Did you hear the joke about the statistician who put her head in the oven and her feet in the refrigerator? She said, “On average, I feel just fine.” That’s the same message as in this more widely known joke about statisticians drowning in a pond with an average depth of 3ft. And then there’s this one: did you know that the great majority of people have more than the average number of legs? It’s obvious, really: Among the 57 million people in Britain, there are probably 5,000 people who have only one leg. Therefore, the average number of legs is less than 2. In this case, the median would be a better measure than the average or the mean.

But seriously now, averages can be very misleading, also in statistical work in the field of human rights. Take income data, for example. Income as such isn’t a human rights issue, but poverty is. When we look at income data, we may see that average income is rising. However, this may be due to extreme increases at the top 1% of income. If you then exclude the income increases of the top 1% of the population, the large majority of people may not experience rising income. Possible even the opposite. And rising average income – even excluding extremes at the top levels – is perfectly compatible with rising poverty for certain parts of the population.

Averages are often skewed by outliers. That is why it’s necessary to remove outliers and calculate the averages without them. That will give you a better picture of the characteristics of the general population (the “real” average income evolution in my example). A simple way to neutralize outliers is to look at the median – the middle value of a series of values – rather than the average (or the mean).

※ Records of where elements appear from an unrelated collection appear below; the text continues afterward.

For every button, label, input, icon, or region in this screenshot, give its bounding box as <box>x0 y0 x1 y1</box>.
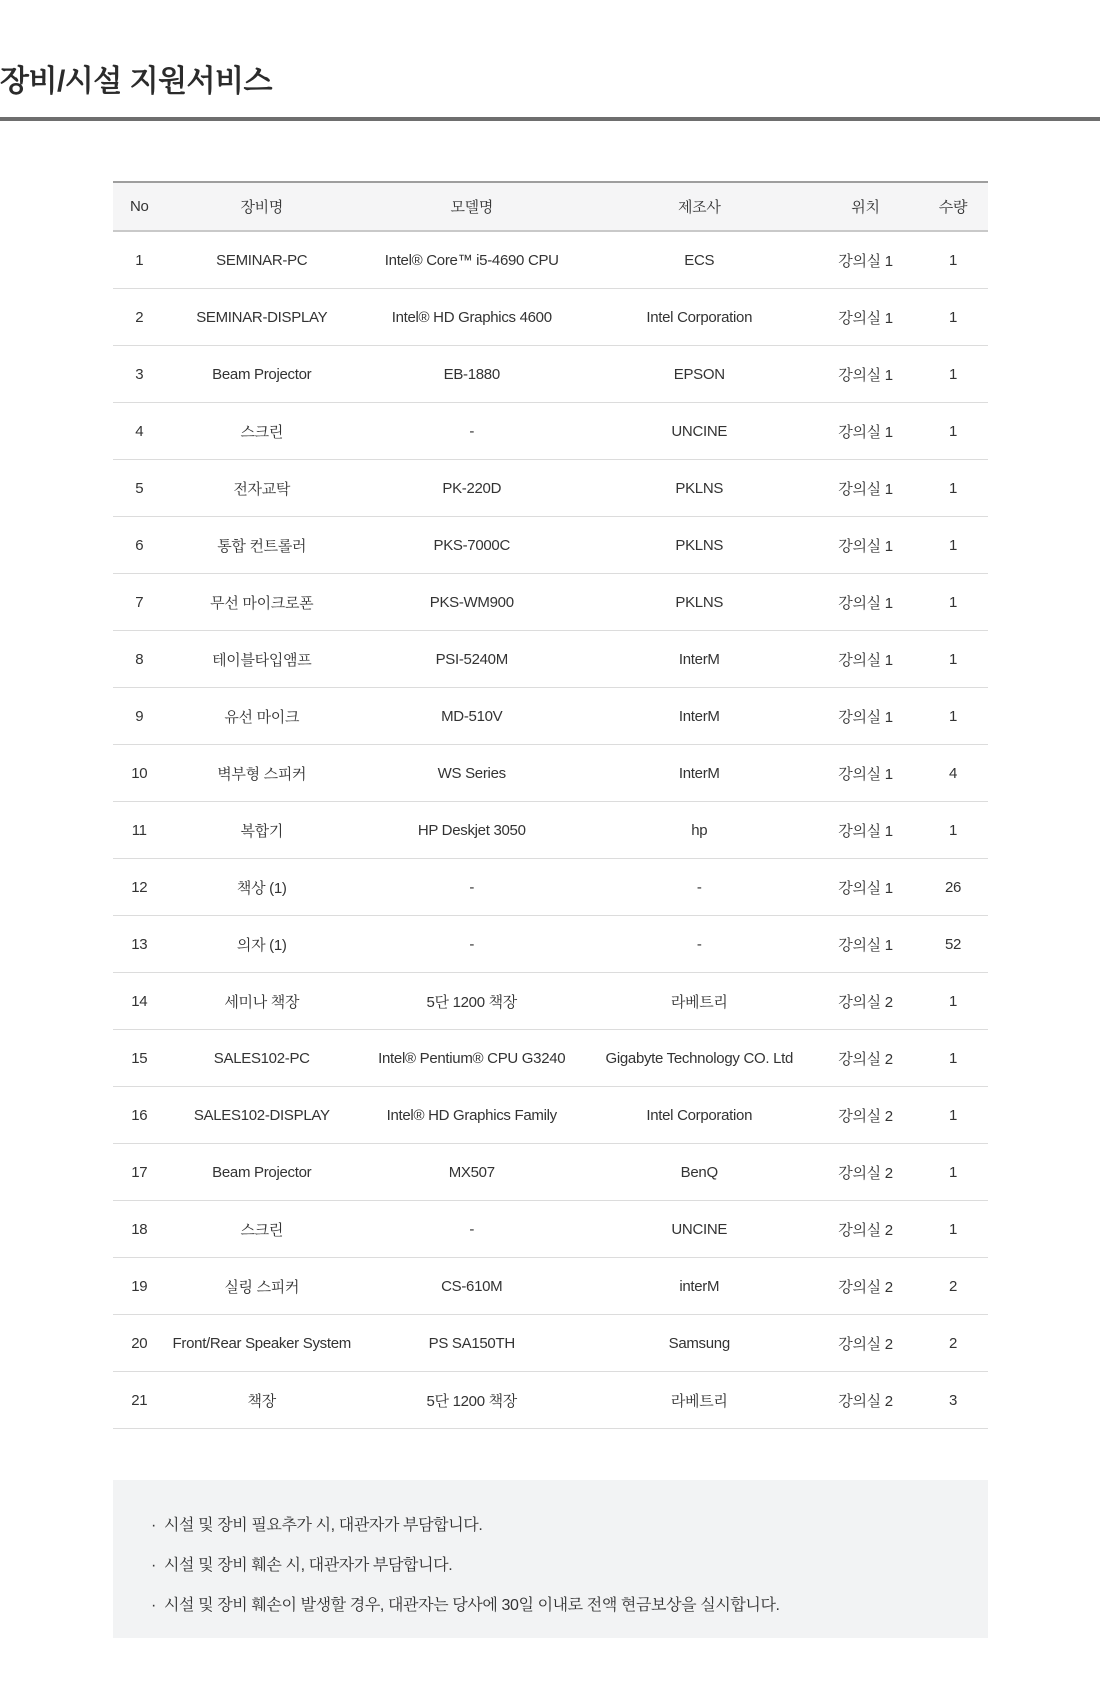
cell-no: 19 <box>113 1258 166 1315</box>
table-row <box>113 346 988 403</box>
cell-model-name: PS SA150TH <box>358 1315 586 1372</box>
cell-quantity: 1 <box>918 973 988 1030</box>
cell-model-name: 5단 1200 책장 <box>358 973 586 1030</box>
equipment-table-container <box>113 181 988 1429</box>
table-row <box>113 1030 988 1087</box>
cell-location: 강의실 1 <box>813 403 918 460</box>
cell-quantity: 1 <box>918 231 988 289</box>
cell-model-name: - <box>358 916 586 973</box>
cell-no: 10 <box>113 745 166 802</box>
cell-manufacturer: Intel Corporation <box>586 289 814 346</box>
cell-manufacturer: - <box>586 859 814 916</box>
cell-quantity: 1 <box>918 802 988 859</box>
cell-equipment-name: 복합기 <box>166 802 359 859</box>
cell-quantity: 1 <box>918 1087 988 1144</box>
cell-quantity: 1 <box>918 346 988 403</box>
cell-model-name: 5단 1200 책장 <box>358 1372 586 1429</box>
cell-location: 강의실 2 <box>813 1144 918 1201</box>
cell-location: 강의실 2 <box>813 1372 918 1429</box>
cell-quantity: 4 <box>918 745 988 802</box>
cell-quantity: 1 <box>918 517 988 574</box>
cell-no: 20 <box>113 1315 166 1372</box>
table-row <box>113 574 988 631</box>
bullet-icon: · <box>151 1557 156 1574</box>
cell-no: 1 <box>113 231 166 289</box>
column-header-equipment-name: 장비명 <box>166 182 359 231</box>
cell-manufacturer: interM <box>586 1258 814 1315</box>
cell-quantity: 1 <box>918 1201 988 1258</box>
table-row <box>113 1087 988 1144</box>
table-row <box>113 231 988 289</box>
cell-location: 강의실 1 <box>813 859 918 916</box>
cell-no: 13 <box>113 916 166 973</box>
cell-manufacturer: ECS <box>586 231 814 289</box>
cell-equipment-name: SEMINAR-DISPLAY <box>166 289 359 346</box>
table-row <box>113 859 988 916</box>
cell-manufacturer: EPSON <box>586 346 814 403</box>
cell-model-name: PKS-7000C <box>358 517 586 574</box>
cell-no: 16 <box>113 1087 166 1144</box>
cell-no: 5 <box>113 460 166 517</box>
cell-quantity: 2 <box>918 1315 988 1372</box>
table-row <box>113 688 988 745</box>
table-row <box>113 289 988 346</box>
cell-equipment-name: 전자교탁 <box>166 460 359 517</box>
note-line <box>151 1546 968 1586</box>
cell-equipment-name: 의자 (1) <box>166 916 359 973</box>
cell-location: 강의실 2 <box>813 1201 918 1258</box>
cell-equipment-name: 스크린 <box>166 1201 359 1258</box>
cell-no: 12 <box>113 859 166 916</box>
cell-model-name: Intel® HD Graphics Family <box>358 1087 586 1144</box>
cell-location: 강의실 1 <box>813 289 918 346</box>
column-header-model-name: 모델명 <box>358 182 586 231</box>
cell-equipment-name: SALES102-PC <box>166 1030 359 1087</box>
cell-manufacturer: Samsung <box>586 1315 814 1372</box>
cell-model-name: - <box>358 403 586 460</box>
table-row <box>113 460 988 517</box>
bullet-icon: · <box>151 1517 156 1534</box>
cell-quantity: 1 <box>918 688 988 745</box>
cell-model-name: - <box>358 859 586 916</box>
cell-model-name: MD-510V <box>358 688 586 745</box>
title-divider <box>0 117 1100 121</box>
note-text: 시설 및 장비 훼손 시, 대관자가 부담합니다. <box>163 1557 453 1574</box>
cell-equipment-name: SEMINAR-PC <box>166 231 359 289</box>
table-row <box>113 916 988 973</box>
cell-location: 강의실 2 <box>813 1030 918 1087</box>
cell-equipment-name: 세미나 책장 <box>166 973 359 1030</box>
cell-location: 강의실 1 <box>813 745 918 802</box>
cell-no: 21 <box>113 1372 166 1429</box>
cell-no: 2 <box>113 289 166 346</box>
cell-equipment-name: Beam Projector <box>166 1144 359 1201</box>
cell-quantity: 1 <box>918 1144 988 1201</box>
cell-model-name: CS-610M <box>358 1258 586 1315</box>
note-text: 시설 및 장비 필요추가 시, 대관자가 부담합니다. <box>163 1517 483 1534</box>
cell-model-name: PSI-5240M <box>358 631 586 688</box>
cell-quantity: 26 <box>918 859 988 916</box>
cell-no: 11 <box>113 802 166 859</box>
column-header-quantity: 수량 <box>918 182 988 231</box>
table-row <box>113 1144 988 1201</box>
cell-manufacturer: InterM <box>586 688 814 745</box>
cell-location: 강의실 1 <box>813 574 918 631</box>
cell-manufacturer: UNCINE <box>586 403 814 460</box>
cell-location: 강의실 2 <box>813 1315 918 1372</box>
table-row <box>113 1315 988 1372</box>
page-title: 장비/시설 지원서비스 <box>0 65 272 98</box>
column-header-location: 위치 <box>813 182 918 231</box>
cell-model-name: Intel® Core™ i5-4690 CPU <box>358 231 586 289</box>
cell-quantity: 1 <box>918 631 988 688</box>
table-body <box>113 231 988 1429</box>
table-row <box>113 631 988 688</box>
cell-model-name: EB-1880 <box>358 346 586 403</box>
bullet-icon: · <box>151 1597 156 1614</box>
cell-no: 17 <box>113 1144 166 1201</box>
cell-location: 강의실 1 <box>813 916 918 973</box>
cell-manufacturer: InterM <box>586 745 814 802</box>
cell-location: 강의실 1 <box>813 346 918 403</box>
cell-equipment-name: Beam Projector <box>166 346 359 403</box>
cell-equipment-name: 유선 마이크 <box>166 688 359 745</box>
cell-no: 3 <box>113 346 166 403</box>
cell-location: 강의실 2 <box>813 1087 918 1144</box>
cell-no: 14 <box>113 973 166 1030</box>
cell-manufacturer: - <box>586 916 814 973</box>
cell-equipment-name: 벽부형 스피커 <box>166 745 359 802</box>
equipment-table <box>113 181 988 1429</box>
table-header-row <box>113 182 988 231</box>
note-line <box>151 1506 968 1546</box>
table-row <box>113 1201 988 1258</box>
cell-location: 강의실 1 <box>813 802 918 859</box>
table-row <box>113 745 988 802</box>
cell-quantity: 1 <box>918 289 988 346</box>
cell-equipment-name: 무선 마이크로폰 <box>166 574 359 631</box>
cell-manufacturer: Gigabyte Technology CO. Ltd <box>586 1030 814 1087</box>
cell-manufacturer: PKLNS <box>586 517 814 574</box>
cell-manufacturer: 라베트리 <box>586 1372 814 1429</box>
table-row <box>113 517 988 574</box>
cell-manufacturer: PKLNS <box>586 574 814 631</box>
cell-no: 6 <box>113 517 166 574</box>
column-header-no: No <box>113 182 166 231</box>
cell-equipment-name: 책상 (1) <box>166 859 359 916</box>
cell-no: 4 <box>113 403 166 460</box>
cell-equipment-name: 통합 컨트롤러 <box>166 517 359 574</box>
cell-equipment-name: 실링 스피커 <box>166 1258 359 1315</box>
cell-model-name: PKS-WM900 <box>358 574 586 631</box>
notes-box <box>113 1480 988 1638</box>
cell-model-name: HP Deskjet 3050 <box>358 802 586 859</box>
cell-model-name: MX507 <box>358 1144 586 1201</box>
table-row <box>113 973 988 1030</box>
cell-quantity: 1 <box>918 460 988 517</box>
cell-quantity: 1 <box>918 1030 988 1087</box>
cell-manufacturer: UNCINE <box>586 1201 814 1258</box>
cell-location: 강의실 1 <box>813 631 918 688</box>
cell-manufacturer: PKLNS <box>586 460 814 517</box>
cell-location: 강의실 1 <box>813 231 918 289</box>
cell-quantity: 52 <box>918 916 988 973</box>
cell-manufacturer: hp <box>586 802 814 859</box>
cell-manufacturer: BenQ <box>586 1144 814 1201</box>
table-row <box>113 403 988 460</box>
cell-manufacturer: Intel Corporation <box>586 1087 814 1144</box>
cell-no: 15 <box>113 1030 166 1087</box>
cell-equipment-name: 책장 <box>166 1372 359 1429</box>
table-header <box>113 182 988 231</box>
cell-location: 강의실 2 <box>813 973 918 1030</box>
cell-quantity: 2 <box>918 1258 988 1315</box>
cell-manufacturer: InterM <box>586 631 814 688</box>
cell-manufacturer: 라베트리 <box>586 973 814 1030</box>
cell-model-name: PK-220D <box>358 460 586 517</box>
note-text: 시설 및 장비 훼손이 발생할 경우, 대관자는 당사에 30일 이내로 전액 현금보상을 실시합니다. <box>163 1597 780 1614</box>
cell-no: 18 <box>113 1201 166 1258</box>
cell-no: 8 <box>113 631 166 688</box>
cell-location: 강의실 1 <box>813 517 918 574</box>
cell-equipment-name: Front/Rear Speaker System <box>166 1315 359 1372</box>
cell-equipment-name: 스크린 <box>166 403 359 460</box>
cell-equipment-name: SALES102-DISPLAY <box>166 1087 359 1144</box>
cell-no: 7 <box>113 574 166 631</box>
cell-quantity: 3 <box>918 1372 988 1429</box>
table-row <box>113 1258 988 1315</box>
note-line <box>151 1586 968 1626</box>
cell-quantity: 1 <box>918 403 988 460</box>
table-row <box>113 802 988 859</box>
cell-model-name: WS Series <box>358 745 586 802</box>
cell-model-name: - <box>358 1201 586 1258</box>
cell-location: 강의실 2 <box>813 1258 918 1315</box>
cell-model-name: Intel® Pentium® CPU G3240 <box>358 1030 586 1087</box>
cell-no: 9 <box>113 688 166 745</box>
cell-model-name: Intel® HD Graphics 4600 <box>358 289 586 346</box>
cell-location: 강의실 1 <box>813 460 918 517</box>
column-header-manufacturer: 제조사 <box>586 182 814 231</box>
cell-location: 강의실 1 <box>813 688 918 745</box>
cell-quantity: 1 <box>918 574 988 631</box>
table-row <box>113 1372 988 1429</box>
cell-equipment-name: 테이블타입앰프 <box>166 631 359 688</box>
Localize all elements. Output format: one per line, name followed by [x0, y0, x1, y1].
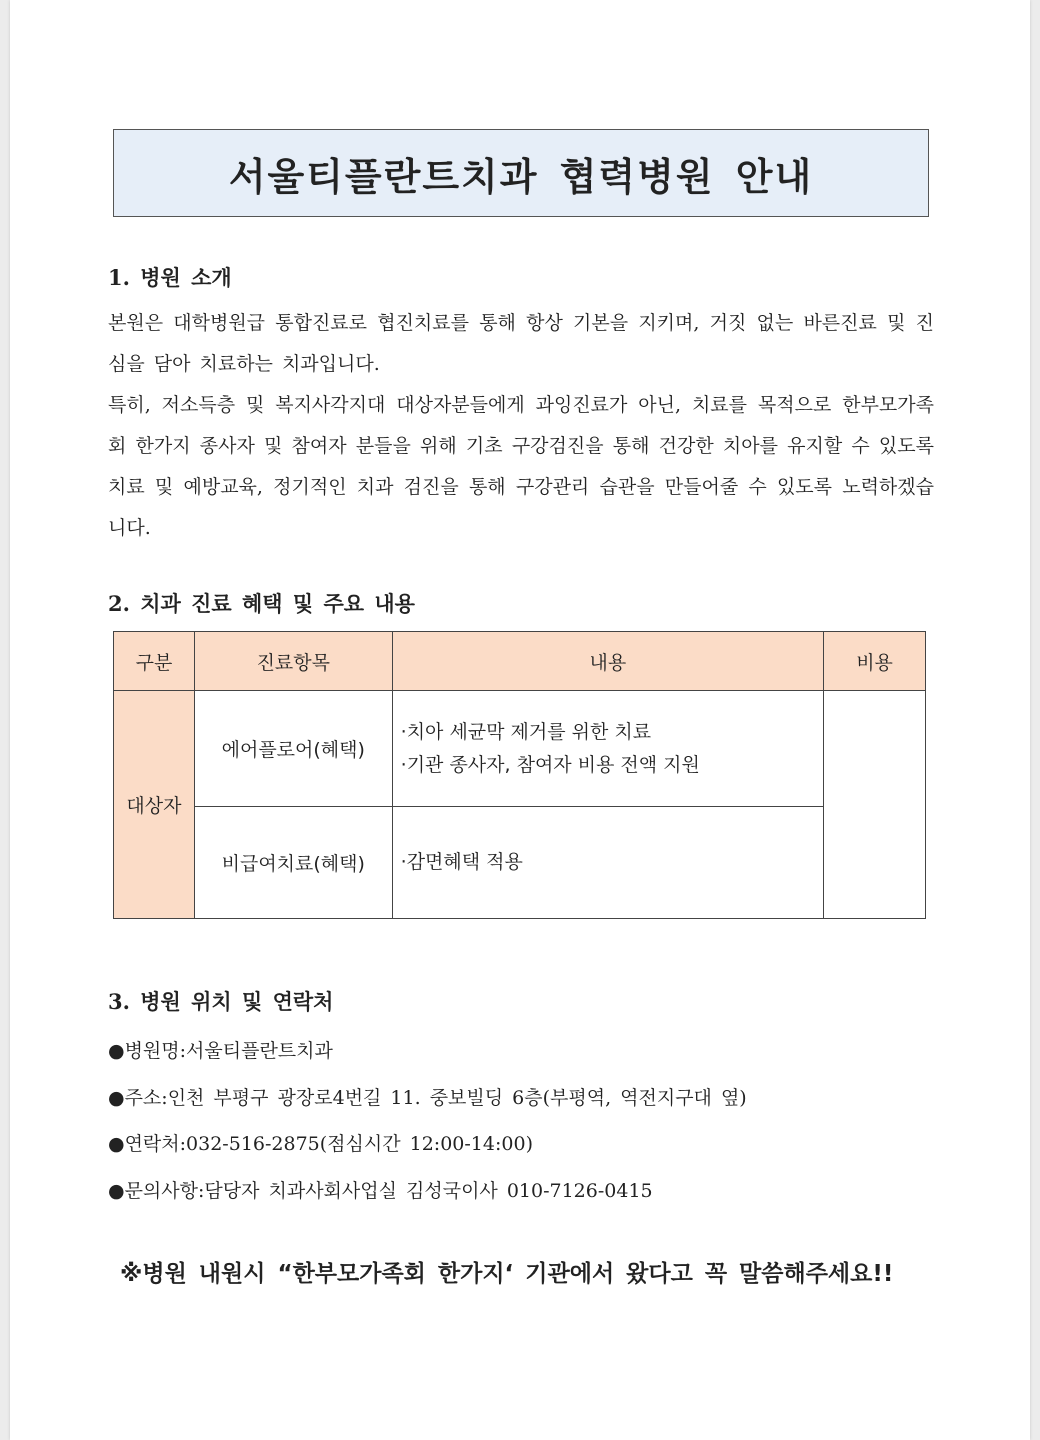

An average (or a median for that matter) also doesn’t say anything about the extremes (or, in stat-speak, about the variability or dispersion of the population). A high average income level can hide extremely low and high income levels for certain parts of the population. So, for example, if you start to compare income levels across different countries, you’ll use the average income. Yet country A may have a lower average income than country B, but also lower levels of poverty than country B. That’s because the dispersion of income levels in country A is much smaller than in country B. The average in B is the result of adding together extremely low incomes (i.e. poverty) and extremely high incomes, whereas the average in A comes from the sum of incomes that are much more equal. From the point of view of poverty average income is misleading because it identifies country A as most poor, whereas in reality there are more poor people in country B. So when looking at averages, it’s always good to look at the standard deviation as well. SD is a measure of the dispersion around the mean.